China has fined seven shipping companies, including Japan's Kawasaki Kisen Kaisha (K Line), a total of 407 million yuan ($62.85 million) for price-fixing, the country's state economic planner said in a statement on Monday.
The National Development and Reform Commission (NDRC) said the companies colluded to raise rates on shipments of cars, trucks, and construction machinery across five shipping routes, including between China and Europe, for at least four years, violating the country's anti-monopoly laws.
K Line has issued an apology for the violation, stating: “K Line expresses its sincere regret for such matter and regards the situation with the utmost gravity. K Line has taken steps to further strengthen its compliance and training programs to ensure compliance with all applicable laws and regulations, including but not limited to establishing an extensive antimonopoly training program.
“K Line has collaborated with enterprises in China for many years, and plans to continue its business activities with enterprises in China going forward while complying with the relative laws and regulations.”
The other six companies fined were Japan's Mitsui OSK Lines and Eastern Car Liner Ltd., South Korea's Eukor Car Carriers, Norway's Wallenius Wilhelmsen Logistics AS, Chile's Compania Sud Americana de Vapores, and a separate shipping subsidiary within CSAV, the NDRC said.
The NDRC investigated Japan's Nippon Yusen KK and found it violated China's anti-monopoly law, according to a statement on Nippon Yusen's website. Nippon said it fully cooperated with the probe and was granted immunity from any fine.
The NDRC imposed fines of four to nine percent of the companies' 2014 revenues of their related China business.
NYK Line has also apologized in a statement: “NYK appreciates NDRC’s appropriate investigation procedure from beginning to end and fully accepts NDRC’s final decision. NYK has remained committed to complying with the spirit of laws and regulations of China and all other jurisdictions. Nevertheless, the company wishes to express its sincere regret to shareholders, customers, and all relevant personnel for the concern caused by this matter. NYK will continue to make its best efforts to prevent a recurrence and to recover the public’s trust through business continuity in China.”

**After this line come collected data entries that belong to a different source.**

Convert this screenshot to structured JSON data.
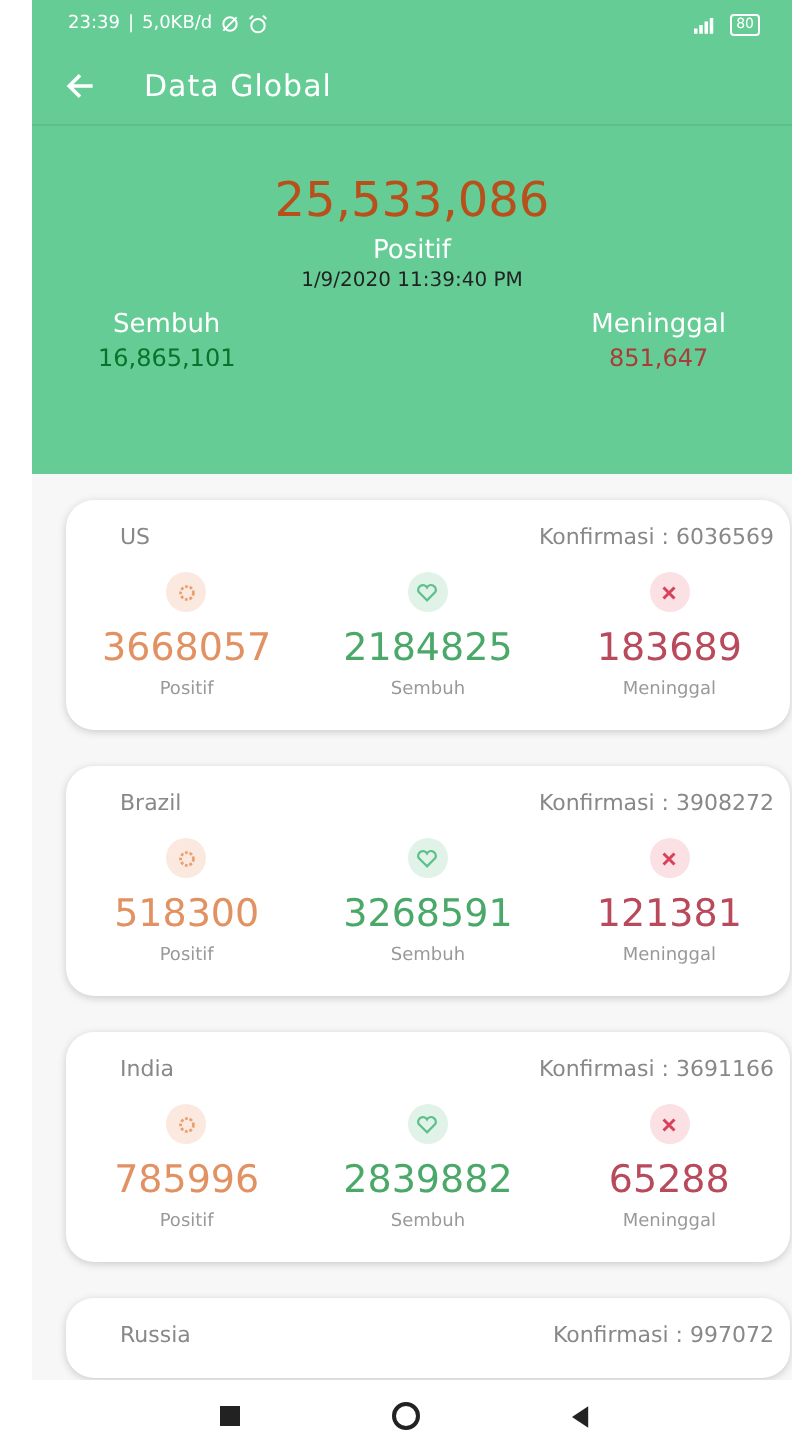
{
  "status_bar": {
    "time": "23:39",
    "separator": "|",
    "speed": "5,0KB/d",
    "battery": "80"
  },
  "toolbar": {
    "title": "Data Global"
  },
  "global": {
    "positive": "25,533,086",
    "positive_label": "Positif",
    "updated": "1/9/2020 11:39:40 PM",
    "recovered_label": "Sembuh",
    "recovered": "16,865,101",
    "deaths_label": "Meninggal",
    "deaths": "851,647"
  },
  "countries": [
    {
      "name": "US",
      "confirmed": "Konfirmasi : 6036569",
      "stats": [
        {
          "kind": "positive",
          "value": "3668057",
          "label": "Positif"
        },
        {
          "kind": "recovered",
          "value": "2184825",
          "label": "Sembuh"
        },
        {
          "kind": "deaths",
          "value": "183689",
          "label": "Meninggal"
        }
      ]
    },
    {
      "name": "Brazil",
      "confirmed": "Konfirmasi : 3908272",
      "stats": [
        {
          "kind": "positive",
          "value": "518300",
          "label": "Positif"
        },
        {
          "kind": "recovered",
          "value": "3268591",
          "label": "Sembuh"
        },
        {
          "kind": "deaths",
          "value": "121381",
          "label": "Meninggal"
        }
      ]
    },
    {
      "name": "India",
      "confirmed": "Konfirmasi : 3691166",
      "stats": [
        {
          "kind": "positive",
          "value": "785996",
          "label": "Positif"
        },
        {
          "kind": "recovered",
          "value": "2839882",
          "label": "Sembuh"
        },
        {
          "kind": "deaths",
          "value": "65288",
          "label": "Meninggal"
        }
      ]
    },
    {
      "name": "Russia",
      "confirmed": "Konfirmasi : 997072"
    }
  ]
}
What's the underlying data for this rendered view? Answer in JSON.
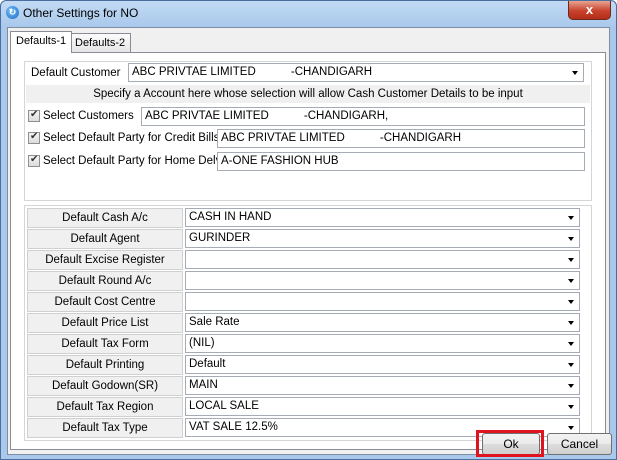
{
  "window": {
    "title": "Other Settings for NO",
    "close_label": "x"
  },
  "tabs": [
    "Defaults-1",
    "Defaults-2"
  ],
  "default_customer": {
    "label": "Default Customer",
    "value": "ABC PRIVTAE LIMITED           -CHANDIGARH"
  },
  "info_text": "Specify a Account here whose selection will allow Cash Customer Details to be input",
  "checks": [
    {
      "label": "Select Customers",
      "value": "ABC PRIVTAE LIMITED           -CHANDIGARH,"
    },
    {
      "label": "Select Default Party for Credit Bills",
      "value": "ABC PRIVTAE LIMITED           -CHANDIGARH"
    },
    {
      "label": "Select Default Party for Home Delv",
      "value": "A-ONE FASHION HUB"
    }
  ],
  "settings": [
    {
      "label": "Default Cash A/c",
      "value": "CASH IN HAND"
    },
    {
      "label": "Default Agent",
      "value": "GURINDER"
    },
    {
      "label": "Default Excise Register",
      "value": ""
    },
    {
      "label": "Default Round A/c",
      "value": ""
    },
    {
      "label": "Default Cost Centre",
      "value": ""
    },
    {
      "label": "Default Price List",
      "value": "Sale Rate"
    },
    {
      "label": "Default Tax Form",
      "value": "(NIL)"
    },
    {
      "label": "Default Printing",
      "value": "Default"
    },
    {
      "label": "Default Godown(SR)",
      "value": "MAIN"
    },
    {
      "label": "Default Tax Region",
      "value": "LOCAL SALE"
    },
    {
      "label": "Default Tax Type",
      "value": "VAT SALE 12.5%"
    }
  ],
  "buttons": {
    "ok": "Ok",
    "cancel": "Cancel"
  },
  "colors": {
    "highlight": "#e0141e",
    "title_bar": "#a9c8eb"
  }
}
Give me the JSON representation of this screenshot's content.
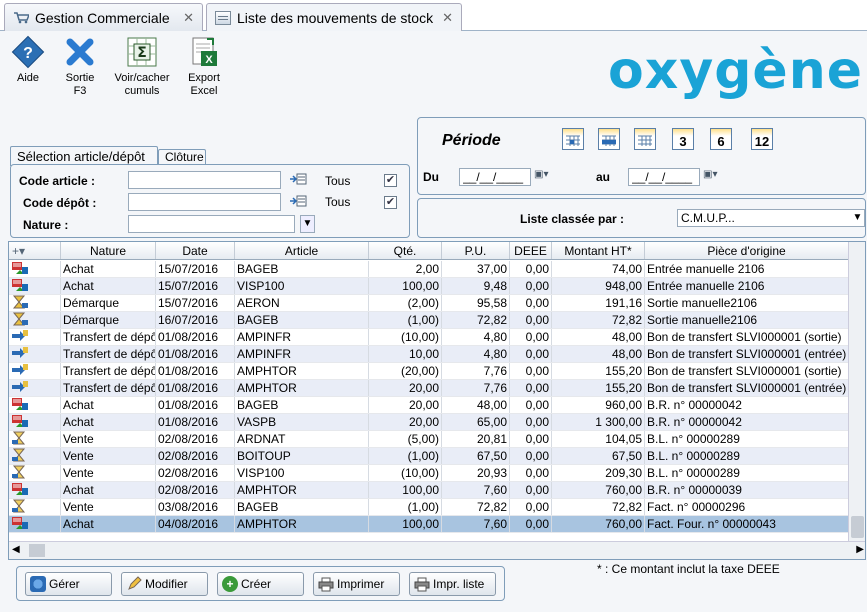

Eukor received the biggest fine of 284 million yuan, the NDRC said. CSAV and its roll-on, roll-off shipping unit were fined the smallest amounts at 3.07 million yuan and 1.19 million yuan respectively.
Eukor said in a statement on its website that it accepted the NDRC's decision and would implement a competition law program. A media representative for Kawasaki Kisen Kaisha said the firm was taking the issue seriously and would strengthen its compliance activities.
Mitsui OSK Lines issued a statement saying: “MOL take the NDRC's decision seriously and regret that MOL's being investigated by the NDRC and imposed fine could worry MOL's shareholders, customers and relevant parties. MOL recognizes that compliance with laws and regulations including antitrust laws has the utmost priority in our business, MOL have taken measures to ensure compliance with antitrust laws by further developing preventive measures and announcing and educating the relevant rules their officers and employees about the relevant rules firmly.”
Eastern Car Liner said in a post on its Twitter-like Weibo microblog that it would improve compliance policies.
In October, a number of Asian container shipping lines voluntarily lowered shipping surcharges following an NDRC probe into excessive charges.